Asperger's Syndrome (AS) has some quite fundamental affects on your life and some heavy bananas symptoms, but there are some lesser symptoms too. As I keep stressing, with AS not everyone will have these symptoms and others may have lesser symptoms that I don't have. However here are a few I haven't really covered before and don't really warrant their own individual postings.

A strange gait - I've kinda grown out of this a little, but when I was younger I had a very strange way of walking. I'd bounce up and down as I walked and it's another one of those symptoms that are visible to other people. As I've grown up I don't think I walk as bad, but I still walk funny. I hate catching a view of myself in a shop widow cos it reminds me how awkward I look.

Facial tics - again something visual, and something I've all but grown out of. I used to screw my face up either randomly or when stressed in some way. This tic was like a compulsion, and unless you've have a compulsion it's a hard thing to understand. It's like I just had to do it. When I knew I wanted to do it and focused so that I didn't, the more I'd focus the stronger the urge until I had to give in. I now do this sometimes, slightly, when exercising still but that's it.

Awful handwriting - my English teacher told me I have the writing of someone who hates to write. My handwriting has always been bad, so bad even I can't read it. Alas that has carried forward until today. I'm lucky in that I hardly ever have to write as I use computers all the time, and communicate via e-mail…and now that "chip 'n' pin" is here I hardly ever put pen to paper. I do have to take notes at meetings at work though and when I look back a few days later they might as well have been written by a chimp.

The strange thing about these lesser symptoms is that they are all noticeable by other people. Maybe the combination of all three (or four if you count the eye-contact issue) could be a way of possibly identifying people with AS just by observation alone? Maybe I have subconsciously worked at eliminating these as I've gotten older as a way of masking my autism?


Jennifer said...

Very interesting. My 14 yr old daughter has Aspergers, and I was just looking around for other bloggers with this in common and found yours. It's really cool to read the viewpoint of an adult with Aspergers themselves.

AS-4-L said...

Hi Jennifer, glad you found it interesting.
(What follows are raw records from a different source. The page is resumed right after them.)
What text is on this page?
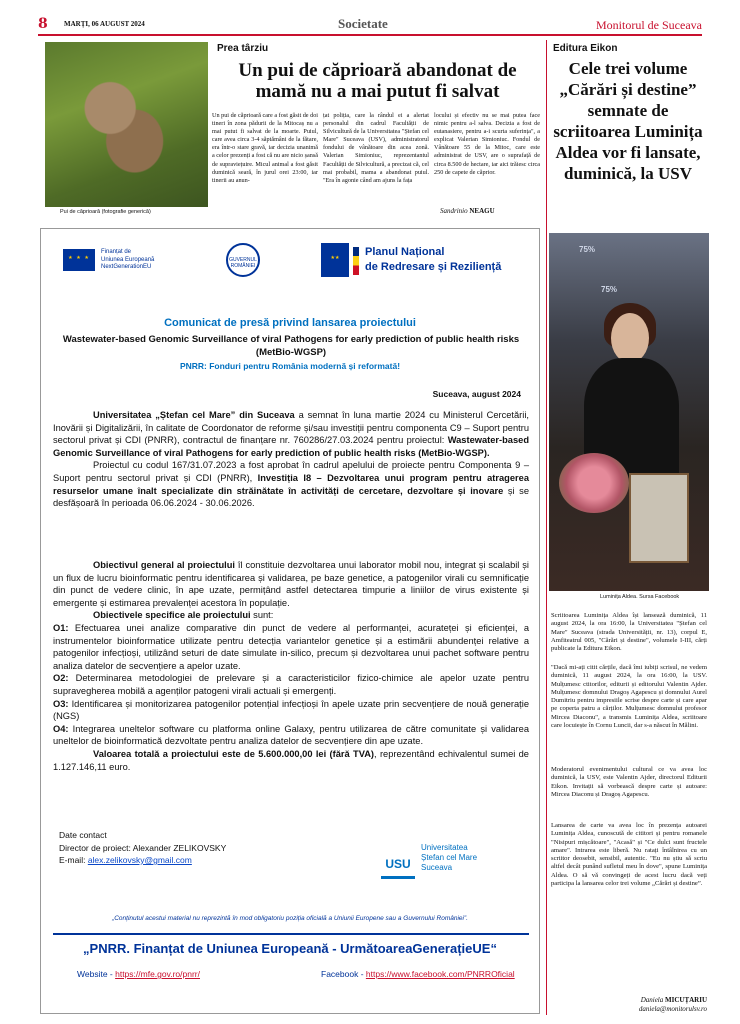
8 MARȚI, 06 AUGUST 2024	Societate	Monitorul de Suceava
Pui de căprioară (fotografie generică)
Prea târziu
Un pui de căprioară abandonat de mamă nu a mai putut fi salvat

Un pui de căprioară care a fost găsit de doi tineri în zona pădurii de la Mitocaș nu a mai putut fi salvat de la moarte. Puiul, care avea circa 3-4 săptămâni de la fătare, era într-o stare gravă, iar decizia unanimă a celor prezenți a fost că nu are nicio șansă de supraviețuire. Micul animal a fost găsit duminică seară, în jurul orei 23:00, iar tinerii au anun-

țat poliția, care la rândul ei a alertat personalul din cadrul Facultății de Silvicultură de la Universitatea "Ștefan cel Mare" Suceava (USV), administratorul fondului de vânătoare din acea zonă. Valerian Simioniuc, reprezentantul Facultății de Silvicultură, a precizat că, cel mai probabil, mama a abandonat puiul. "Era în agonie când am ajuns la fața

locului și efectiv nu se mai putea face nimic pentru a-l salva. Decizia a fost de eutanasiere, pentru a-i scurta suferința", a explicat Valerian Simioniuc. Fondul de Vânătoare 55 de la Mitoc, care este administrat de USV, are o suprafață de circa 8.500 de hectare, iar aici trăiesc circa 250 de capete de căprior.

Sandrinio NEAGU
Editura Eikon
Cele trei volume „Cărări și destine” semnate de scriitoarea Luminița Aldea vor fi lansate, duminică, la USV
75%
75%
Luminița Aldea. Sursa Facebook

Scriitoarea Luminița Aldea își lansează duminică, 11 august 2024, la ora 16:00, la Universitatea "Ștefan cel Mare" Suceava (strada Universității, nr. 13), corpul E, Amfiteatrul 005, "Cărări și destine", volumele I-III, cărți publicate la Editura Eikon.

"Dacă mi-ați citit cărțile, dacă îmi iubiți scrisul, ne vedem duminică, 11 august 2024, la ora 16:00, la USV. Mulțumesc ctitorilor, editurii și editorului Valentin Ajder. Mulțumesc domnului Dragoș Agapescu și domnului Aurel Dumitriu pentru impresiile scrise despre carte și care apar pe coperta patru a cărților. Mulțumesc domnului profesor Mircea Diaconu", a transmis Luminița Aldea, scriitoare care locuiește în Cornu Luncii, dar s-a născut în Mălini.

Moderatorul evenimentului cultural ce va avea loc duminică, la USV, este Valentin Ajder, directorul Editurii Eikon. Invitații să vorbească despre carte și autoare: Mircea Diaconu și Dragoș Agapescu.

Lansarea de carte va avea loc în prezența autoarei Luminița Aldea, cunoscută de cititori și pentru romanele "Nisipuri mișcătoare", "Acasă" și "Ce dulci sunt fructele amare". Intrarea este liberă. Nu ratați întâlnirea cu un scriitor deosebit, sensibil, autentic. "Eu nu știu să scriu altfel decât punând sufletul meu în dove", spune Luminița Aldea. O să vă convingeți de acest lucru dacă veți participa la lansarea celor trei volume „Cărări și destine”.

Daniela MICUȚARIU
daniela@monitorulsv.ro
★ ★ ★
Finanțat de
Uniunea Europeană
NextGenerationEU
GUVERNUL ROMÂNIEI
★★	Planul Național
de Redresare și Reziliență
Comunicat de presă privind lansarea proiectului
Wastewater-based Genomic Surveillance of viral Pathogens for early prediction of public health risks (MetBio-WGSP)
PNRR: Fonduri pentru România modernă și reformată!
Suceava, august 2024

Universitatea „Ștefan cel Mare” din Suceava a semnat în luna martie 2024 cu Ministerul Cercetării, Inovării și Digitalizării, în calitate de Coordonator de reforme și/sau investiții pentru componenta C9 – Suport pentru sectorul privat și CDI (PNRR), contractul de finanțare nr. 760286/27.03.2024 pentru proiectul: Wastewater-based Genomic Surveillance of viral Pathogens for early prediction of public health risks (MetBio-WGSP).

Proiectul cu codul 167/31.07.2023 a fost aprobat în cadrul apelului de proiecte pentru Componenta 9 – Suport pentru sectorul privat și CDI (PNRR), Investiția I8 – Dezvoltarea unui program pentru atragerea resurselor umane înalt specializate din străinătate în activități de cercetare, dezvoltare și inovare și se desfășoară în perioada 06.06.2024 - 30.06.2026.

Obiectivul general al proiectului îl constituie dezvoltarea unui laborator mobil nou, integrat și scalabil și un flux de lucru bioinformatic pentru identificarea și validarea, pe baze genetice, a patogenilor virali cu semnificație din punct de vedere clinic, în ape uzate, permițând astfel detectarea timpurie a liniilor de virus existente și emergente și estimarea prevalenței acestora în populație.

Obiectivele specifice ale proiectului sunt:

O1: Efectuarea unei analize comparative din punct de vedere al performanței, acurateței și eficienței, a instrumentelor bioinformatice utilizate pentru detecția variantelor genetice și a estimării abundenței relative a patogenilor infecțioși, utilizând seturi de date simulate in-silico, precum și dezvoltarea unui pachet software pentru analiza datelor de secvențiere a apelor uzate.

O2: Determinarea metodologiei de prelevare și a caracteristicilor fizico-chimice ale apelor uzate pentru supravegherea mobilă a agenților patogeni virali actuali și emergenți.

O3: Identificarea și monitorizarea patogenilor potențial infecțioși în apele uzate prin secvențiere de nouă generație (NGS)

O4: Integrarea uneltelor software cu platforma online Galaxy, pentru utilizarea de către comunitate și validarea uneltelor de bioinformatică dezvoltate pentru analiza datelor de secvențiere din ape uzate.

Valoarea totală a proiectului este de 5.600.000,00 lei (fără TVA), reprezentând echivalentul sumei de 1.127.146,11 euro.

Date contact
Director de proiect: Alexander ZELIKOVSKY
E-mail: alex.zelikovsky@gmail.com	USU
Universitatea
Ștefan cel Mare
Suceava
„Conținutul acestui material nu reprezintă în mod obligatoriu poziția oficială a Uniunii Europene sau a Guvernului României”.
„PNRR. Finanțat de Uniunea Europeană - UrmătoareaGenerațieUE“
Website - https://mfe.gov.ro/pnrr/	Facebook - https://www.facebook.com/PNRROficial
Hope you also don't find it too depressing either :) I'm trying to not dress things up either way, just tell them "as is".

The important thing to remember is that no two people with AS live the same life, we all live different lives the exact same way NTs do. Some are happier, some are sadder, some are richer, some are poorer. So don't let anyone tell you that because your daughter has AS she will definitely have certain issues, or problems or life experiences.

Beastinblack said...

I always have and still do screw my face up, to the point where my face muscles get cramp!